No Mockup, We Die Like Men

Several months ago while my sewing machine was in the shop, I got the wild hair to hand sew a set of bodies based on the extant effigy pair.

A friend draped some cotton muslin around me and I used that to sketch out pattern pieces based on the ones in The Tudor Tailor.

I used the pieces to cut out some remnant linen and some cotton canvas given to me by the same friend who did the draping.  Even though I had canvas at home and had thought of getting linen canvas, I have problems saying no.  It raveled if you even looked at it funny, so I added a line of straight stitching along any unbound edges on top of herringbone stitching.
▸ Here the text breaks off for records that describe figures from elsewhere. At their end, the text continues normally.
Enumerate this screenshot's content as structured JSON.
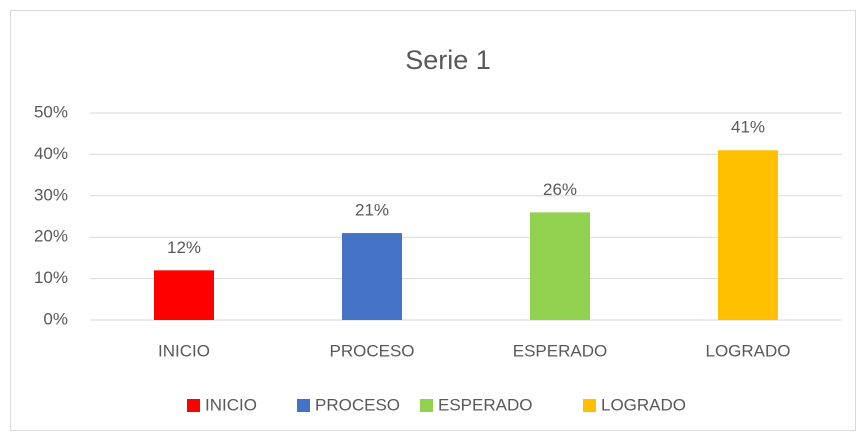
{
  "chart_data": {
    "type": "bar",
    "title": "Serie 1",
    "categories": [
      "INICIO",
      "PROCESO",
      "ESPERADO",
      "LOGRADO"
    ],
    "values": [
      12,
      21,
      26,
      41
    ],
    "value_labels": [
      "12%",
      "21%",
      "26%",
      "41%"
    ],
    "colors": [
      "#ff0000",
      "#4472c4",
      "#92d050",
      "#ffc000"
    ],
    "ylim": [
      0,
      50
    ],
    "yticks": [
      {
        "value": 0,
        "label": "0%"
      },
      {
        "value": 10,
        "label": "10%"
      },
      {
        "value": 20,
        "label": "20%"
      },
      {
        "value": 30,
        "label": "30%"
      },
      {
        "value": 40,
        "label": "40%"
      },
      {
        "value": 50,
        "label": "50%"
      }
    ],
    "grid": true,
    "legend": "bottom"
  }
}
Months of stitching 1/4" wide boning channels with linen thread and watching Modern Maker videos on YouTube taught me a lot about hand sewing even though I've been doing it since elementary school.  Double lines of stitching might have been overkill, though.  The contrasting colour might make any mistakes or sloppiness obvious (at least to my neurotic mind), but also makes for good teaching.


Multiple fittings were pretty unnecessary, but helped with my paranoia since this is the first time I've made a set of bodies in over 10 years, first 100% hand sewn, and the first plus-sized ones.

I had to seam rip one of the side seams and accidentally ripped the top fabric so I had to patch it using a scrap of selvage as my darning skills weren't up to fixing it.


For some reason, I'd thought that making bias tape required a lot of material and was very wasteful.  Luckily I was wrong and had enough of the remnants without any piecing.

Another friend gave me reeds leftover from a project.

No full pictures of it on me because I haven't finished the partlet yet and even with a t shirt on underneath it's... a lot.  When I sent her one such picture one friend asked, "good God, why do you need even more vast tracts of land?"